Activités domestiques :
- Représentation des risques liée à l’expérience directe et au lien émotionnel : les habitants de la zone de transition entre la forêt et la ville se forgent leur perception à partir d’expériences concrètes, souvent marquées par le souvenir d’incendies récents. La proximité de la forêt nourrit à la fois l’attachement et l’inquiétude, faisant du risque une composante intégrante de la vie quotidienne.
- Causes perçues des incendies : les incendies sont largement attribués à des comportements humains imprudents (mégots de cigarettes, feux, barbecues), souvent imputés à des « mauvais utilisateurs » tels que les touristes ou les nouveaux arrivants. Cette interprétation morale renforce la responsabilité individuelle, mais occulte les causes environnementales ou systémiques.
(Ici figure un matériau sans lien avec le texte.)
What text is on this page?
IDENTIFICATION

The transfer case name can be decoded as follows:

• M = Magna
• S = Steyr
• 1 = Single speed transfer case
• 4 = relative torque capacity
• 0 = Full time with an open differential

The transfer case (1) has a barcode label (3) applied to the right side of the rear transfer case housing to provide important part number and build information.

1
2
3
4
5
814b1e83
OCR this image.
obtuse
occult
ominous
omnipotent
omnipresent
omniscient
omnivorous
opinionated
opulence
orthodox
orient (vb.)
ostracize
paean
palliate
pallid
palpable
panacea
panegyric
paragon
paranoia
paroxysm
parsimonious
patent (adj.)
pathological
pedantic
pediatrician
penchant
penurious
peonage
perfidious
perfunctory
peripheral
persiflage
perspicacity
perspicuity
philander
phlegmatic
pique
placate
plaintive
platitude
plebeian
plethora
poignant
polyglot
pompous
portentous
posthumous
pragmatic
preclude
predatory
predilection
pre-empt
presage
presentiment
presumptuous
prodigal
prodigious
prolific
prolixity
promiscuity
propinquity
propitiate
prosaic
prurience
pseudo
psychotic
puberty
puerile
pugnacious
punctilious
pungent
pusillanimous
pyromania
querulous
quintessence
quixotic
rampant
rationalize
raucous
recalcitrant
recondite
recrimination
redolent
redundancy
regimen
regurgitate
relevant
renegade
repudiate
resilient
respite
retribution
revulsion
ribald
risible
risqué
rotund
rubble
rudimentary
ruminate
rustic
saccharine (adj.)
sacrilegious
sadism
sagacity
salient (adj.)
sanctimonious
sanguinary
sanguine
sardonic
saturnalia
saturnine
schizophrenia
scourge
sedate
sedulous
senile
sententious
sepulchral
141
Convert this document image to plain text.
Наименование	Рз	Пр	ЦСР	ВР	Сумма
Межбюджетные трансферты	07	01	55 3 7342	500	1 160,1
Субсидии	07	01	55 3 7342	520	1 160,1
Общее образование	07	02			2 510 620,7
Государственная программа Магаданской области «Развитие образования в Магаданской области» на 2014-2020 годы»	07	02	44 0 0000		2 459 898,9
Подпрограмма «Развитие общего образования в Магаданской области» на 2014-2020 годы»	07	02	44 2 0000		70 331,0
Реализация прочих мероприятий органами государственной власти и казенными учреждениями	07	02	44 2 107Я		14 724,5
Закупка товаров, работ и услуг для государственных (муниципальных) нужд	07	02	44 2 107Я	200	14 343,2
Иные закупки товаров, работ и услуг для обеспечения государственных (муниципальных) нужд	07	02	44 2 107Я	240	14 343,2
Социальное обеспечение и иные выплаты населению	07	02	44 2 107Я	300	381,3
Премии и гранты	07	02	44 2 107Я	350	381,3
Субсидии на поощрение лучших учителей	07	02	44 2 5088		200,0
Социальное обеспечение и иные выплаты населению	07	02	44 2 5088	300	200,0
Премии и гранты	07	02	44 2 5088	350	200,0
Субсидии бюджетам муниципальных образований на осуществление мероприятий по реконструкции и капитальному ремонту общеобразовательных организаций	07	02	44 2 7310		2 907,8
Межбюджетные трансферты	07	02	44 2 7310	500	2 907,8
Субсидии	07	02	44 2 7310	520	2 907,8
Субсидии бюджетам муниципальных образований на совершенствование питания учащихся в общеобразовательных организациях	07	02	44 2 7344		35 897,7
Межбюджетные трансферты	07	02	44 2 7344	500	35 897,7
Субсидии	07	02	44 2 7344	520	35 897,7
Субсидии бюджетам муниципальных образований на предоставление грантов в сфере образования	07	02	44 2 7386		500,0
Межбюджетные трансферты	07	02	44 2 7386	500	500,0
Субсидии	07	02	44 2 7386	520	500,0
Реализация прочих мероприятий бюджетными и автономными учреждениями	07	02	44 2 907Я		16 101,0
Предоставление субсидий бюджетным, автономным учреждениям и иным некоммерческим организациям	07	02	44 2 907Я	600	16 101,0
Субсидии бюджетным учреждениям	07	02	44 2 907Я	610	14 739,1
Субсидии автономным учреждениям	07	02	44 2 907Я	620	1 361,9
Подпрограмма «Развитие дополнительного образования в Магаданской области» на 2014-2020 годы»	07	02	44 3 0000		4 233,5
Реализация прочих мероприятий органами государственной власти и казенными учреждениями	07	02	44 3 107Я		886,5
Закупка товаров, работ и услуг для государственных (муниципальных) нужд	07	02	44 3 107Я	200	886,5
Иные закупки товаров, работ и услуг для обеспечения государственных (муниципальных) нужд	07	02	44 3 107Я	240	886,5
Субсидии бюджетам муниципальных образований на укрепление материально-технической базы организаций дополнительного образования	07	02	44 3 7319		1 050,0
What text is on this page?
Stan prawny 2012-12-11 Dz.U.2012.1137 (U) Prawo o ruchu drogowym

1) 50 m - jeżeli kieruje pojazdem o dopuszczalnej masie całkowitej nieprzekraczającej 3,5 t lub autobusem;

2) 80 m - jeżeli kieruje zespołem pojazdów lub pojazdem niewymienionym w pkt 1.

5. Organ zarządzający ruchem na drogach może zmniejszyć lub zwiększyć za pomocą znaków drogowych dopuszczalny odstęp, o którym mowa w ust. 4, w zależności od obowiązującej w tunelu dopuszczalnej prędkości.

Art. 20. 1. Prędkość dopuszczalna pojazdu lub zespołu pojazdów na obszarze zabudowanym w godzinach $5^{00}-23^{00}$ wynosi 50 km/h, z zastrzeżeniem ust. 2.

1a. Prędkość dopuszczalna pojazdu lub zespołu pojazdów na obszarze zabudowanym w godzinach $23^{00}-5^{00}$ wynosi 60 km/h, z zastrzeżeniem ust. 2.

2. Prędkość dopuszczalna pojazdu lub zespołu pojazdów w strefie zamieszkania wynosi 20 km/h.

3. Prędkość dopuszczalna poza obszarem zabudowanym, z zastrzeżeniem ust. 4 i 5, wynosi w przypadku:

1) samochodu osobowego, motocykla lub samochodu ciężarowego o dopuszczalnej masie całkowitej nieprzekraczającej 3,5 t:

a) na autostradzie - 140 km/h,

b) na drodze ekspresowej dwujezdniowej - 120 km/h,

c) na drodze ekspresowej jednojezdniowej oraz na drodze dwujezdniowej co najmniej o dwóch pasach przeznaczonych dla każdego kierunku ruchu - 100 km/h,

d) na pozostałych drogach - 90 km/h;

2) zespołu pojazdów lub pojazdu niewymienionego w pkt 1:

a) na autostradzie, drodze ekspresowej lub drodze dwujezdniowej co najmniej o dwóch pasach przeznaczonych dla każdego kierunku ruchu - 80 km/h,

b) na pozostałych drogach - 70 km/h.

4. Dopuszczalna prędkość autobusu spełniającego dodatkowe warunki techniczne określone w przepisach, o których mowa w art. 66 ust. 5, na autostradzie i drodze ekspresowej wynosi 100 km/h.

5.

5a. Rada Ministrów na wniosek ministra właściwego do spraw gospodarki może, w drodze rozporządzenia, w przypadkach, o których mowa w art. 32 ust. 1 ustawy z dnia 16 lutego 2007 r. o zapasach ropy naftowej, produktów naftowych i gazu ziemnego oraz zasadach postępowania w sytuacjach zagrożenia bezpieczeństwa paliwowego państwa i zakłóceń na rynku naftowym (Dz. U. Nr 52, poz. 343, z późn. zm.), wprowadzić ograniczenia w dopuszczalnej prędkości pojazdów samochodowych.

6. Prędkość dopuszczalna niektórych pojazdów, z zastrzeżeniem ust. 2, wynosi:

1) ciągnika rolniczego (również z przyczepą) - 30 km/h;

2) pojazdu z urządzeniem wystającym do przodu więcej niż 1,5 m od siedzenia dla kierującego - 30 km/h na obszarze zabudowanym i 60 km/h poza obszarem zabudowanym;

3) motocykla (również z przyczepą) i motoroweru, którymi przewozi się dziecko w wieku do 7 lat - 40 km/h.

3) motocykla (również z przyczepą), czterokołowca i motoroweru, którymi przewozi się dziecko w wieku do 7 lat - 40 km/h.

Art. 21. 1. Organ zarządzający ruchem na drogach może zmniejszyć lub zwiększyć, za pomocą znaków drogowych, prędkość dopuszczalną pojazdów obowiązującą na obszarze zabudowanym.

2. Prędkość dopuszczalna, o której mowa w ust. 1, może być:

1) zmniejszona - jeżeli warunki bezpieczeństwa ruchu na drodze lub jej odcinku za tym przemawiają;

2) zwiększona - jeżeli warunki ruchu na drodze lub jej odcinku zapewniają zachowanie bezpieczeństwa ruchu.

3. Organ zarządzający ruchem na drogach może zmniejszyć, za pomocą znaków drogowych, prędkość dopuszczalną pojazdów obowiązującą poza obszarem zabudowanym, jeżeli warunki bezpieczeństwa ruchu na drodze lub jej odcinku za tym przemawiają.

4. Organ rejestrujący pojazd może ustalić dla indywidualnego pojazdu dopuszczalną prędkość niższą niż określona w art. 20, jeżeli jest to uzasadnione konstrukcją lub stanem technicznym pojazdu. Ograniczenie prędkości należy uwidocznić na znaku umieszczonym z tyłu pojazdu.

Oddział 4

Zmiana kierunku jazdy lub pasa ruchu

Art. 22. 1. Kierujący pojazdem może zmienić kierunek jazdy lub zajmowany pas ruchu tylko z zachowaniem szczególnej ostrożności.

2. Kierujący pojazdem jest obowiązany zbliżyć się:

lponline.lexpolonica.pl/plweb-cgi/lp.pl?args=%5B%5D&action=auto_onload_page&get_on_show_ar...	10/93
- Connaissances techniques et représentations : le danger est principalement associé à l’été, aux températures élevées et à la sécheresse. La forêt voisine est perçue de manière ambivalente : un atout résidentiel, mais aussi une source d’anxiété, transformant l’espace domestique en zone de vigilance.
- Prévention et gestion des risques perçues : les actions préventives sont très individualisées (débroussaillage, arrosage, surveillance) et souvent basées sur le « bon sens » plutôt que sur des normes officielles. L’obligation légale de débroussailler est connue, mais appliquée de manière inégale.
- Perception des acteurs : les pompiers sont perçus comme des acteurs centraux et héroïques. Les autres acteurs institutionnels sont peu identifiés ou critiqués (absence, manque d’action) malgré de fortes attentes en matière de protection.
- Conséquences des incendies de forêt : l’impact d’un incendie est principalement décrit en termes sensoriels et émotionnels (paysage noirci, odeur, peur), tandis que les dimensions socio-économiques sont moins mentionnées. Le risque est vécu de manière intime plutôt que collective.
- Relation à la forêt et au territoire : la forêt est considérée à la fois comme un milieu de vie apprécié et chéri. Le territoire est perçu comme une mosaïque de zones présentant des niveaux de risque variables, sans véritable dynamique collective, ce qui renforce le sentiment d’isolement face au danger.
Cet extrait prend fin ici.